Lesson Methodology

TEFL Methodology.PNG

There is no one best lesson methodology for teaching English.

That doesn’t mean you shouldn’t have any methodology at all. If you leap out from behind the photocopier, grab a teacher and demand they explain their activity selection and sequencing, they usually can’t (but they do sometimes question your sanity for hiding behind photocopiers).

They claim to use an ‘eclectic’ or a ‘post-methods approach’. What rubbish (mostly).

What’s really happening is that these teachers happen to know some fun activities that require minimal planning and that fill time.

Most don’t know that different methodologies are suited to different types of learners, or that they’re different tools for different occasions. Tools that can make your classes smoother, more enjoyable, and more valuable to your students (and easier for you).

Once you do know that, then you can start adapting them – you have to know the rules before you can break them.

Lesson Methodology Example

Same question, two different responses:

“So why have you decided to do these activities here and here?”

Teacher 1: “Er, well, they’re good activities that get them talking a lot.”

Teacher 2: “Well, the activities force the students to use the target lexis in small groups, which gives me time to assess what the students can and can’t use at the beginning and also at the end of the class. It’s basically a Test-Teach-Test approach, as they’re quite a weak class with some discipline issues. Doing it this way allows me to make sure they’re learning, whilst still having a communicative class with fewer classroom management problems. Also, if there is a problem with weaker students not keeping pace, it gets highlighted straight away, not just when we have a formal test at the end of each unit.”

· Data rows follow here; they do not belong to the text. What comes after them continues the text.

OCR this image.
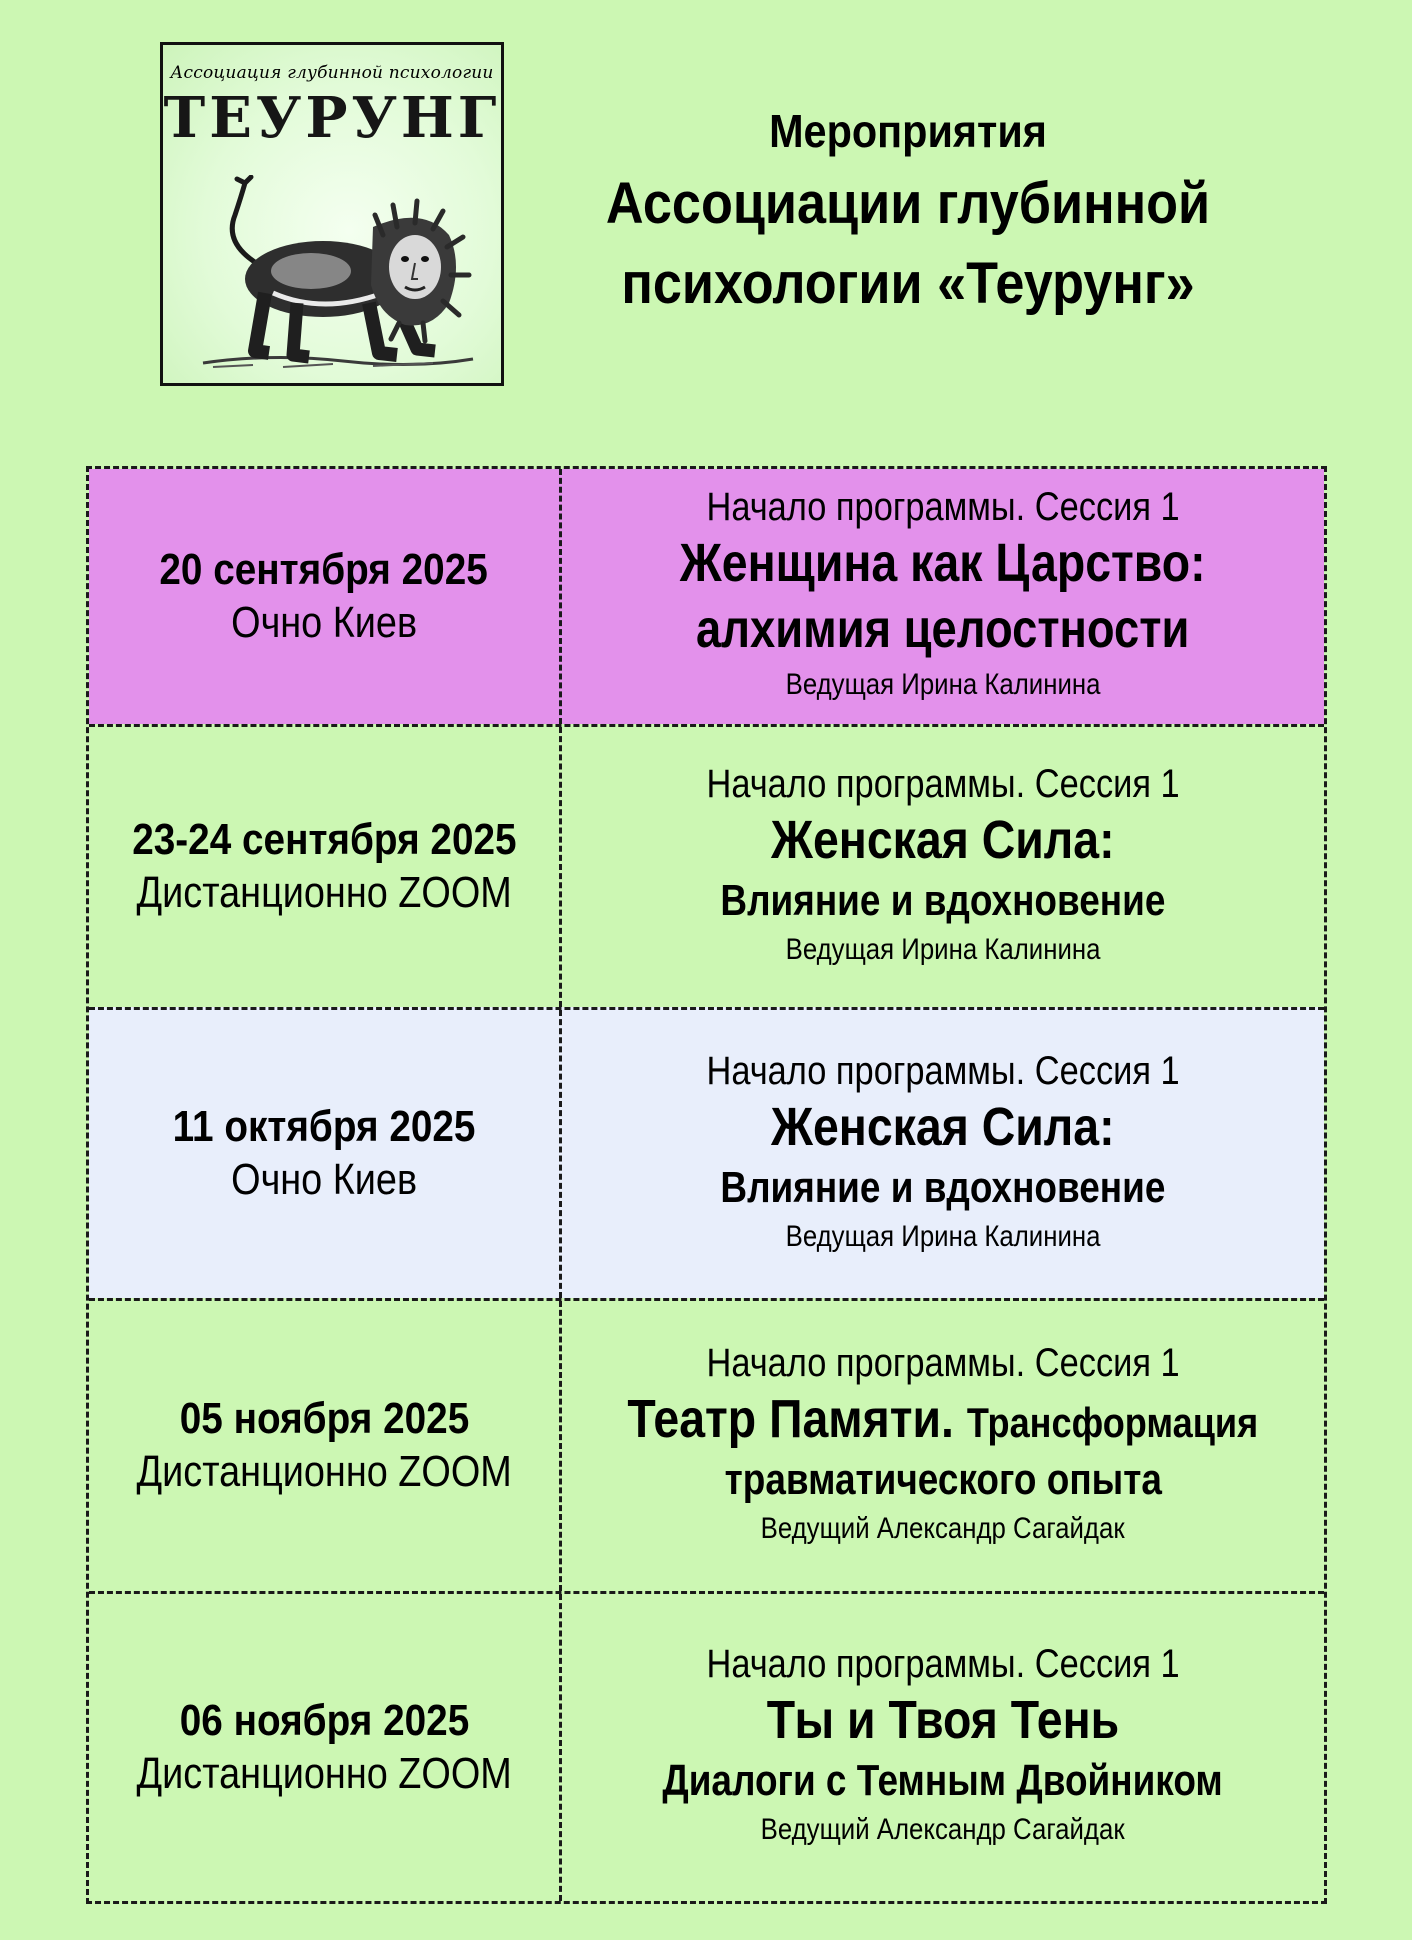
Ассоциация глубинной психологии
ТЕУРУНГ	Мероприятия
Ассоциации глубинной
психологии «Теурунг»
20 сентября 2025
Очно Киев
Начало программы. Сессия 1
Женщина как Царство:
алхимия целостности
Ведущая Ирина Калинина
23-24 сентября 2025
Дистанционно ZOOM
Начало программы. Сессия 1
Женская Сила:
Влияние и вдохновение
Ведущая Ирина Калинина
11 октября 2025
Очно Киев
Начало программы. Сессия 1
Женская Сила:
Влияние и вдохновение
Ведущая Ирина Калинина
05 ноября 2025
Дистанционно ZOOM
Начало программы. Сессия 1
Театр Памяти. Трансформация
травматического опыта
Ведущий Александр Сагайдак
06 ноября 2025
Дистанционно ZOOM
Начало программы. Сессия 1
Ты и Твоя Тень
Диалоги с Темным Двойником
Ведущий Александр Сагайдак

Would you pass the photocopier test?

Different Lesson Methodologies, Different Tools

Now, the following is just from my experience. Your experience may differ (and please tell me in the comments!)

Present-Practice-Produce (PPP)

Good for beginning teachers. Gets lots of criticism from ELT authors, but does the job. Good for younger and lower level students that need lots of structure and support.

Engage-Study-Activate (ESA) / Authentic Use-Restrictive Use-Clarification (ARC)

Basically, these are Present-Practice-Produce v2.0. Good general all round approaches, for all levels and ages.

Test-Teach-Test (TTT)

Good for weaker classes that need structure, and classes with classroom management issues. Gets old fast with higher level classes.

Task Based Learning (TBL)

Some academics don’t consider this a ‘method’, but they can get lost. One of the best ways to structure an activity and a class. Harder to do for lower levels and very young learners (but highly rewarding when you do).

Context-Analysis-Practice/Evaluation (CAP/E)

Good all-rounder, and good to have context featured up front and explicitly referred to.

Dogme Comes in ‘weak’ and ‘strong’ flavours. Incredible way to build connections and motivation with students. Basically, no materials needed. Burn the coursebook. Experienced teachers only (just an excuse to slack off for newer teachers).

The Lexical Approach

OK, so this one really isn’t a method. But it’s good to use some of the principles for all levels for teaching lexis – basically, remember to teach lovely chunks of language in context, not just individual words.

The Silent Approach

Don’t bother.

If you need more information about each methodology, ask your peers, academic manager, or just Google it.

So what has this got to do with lesson planning?

OK, all of that was a long way of saying; choose the right method for each class. That simple.

Good luck, and let me know your preferred methodology in the comments.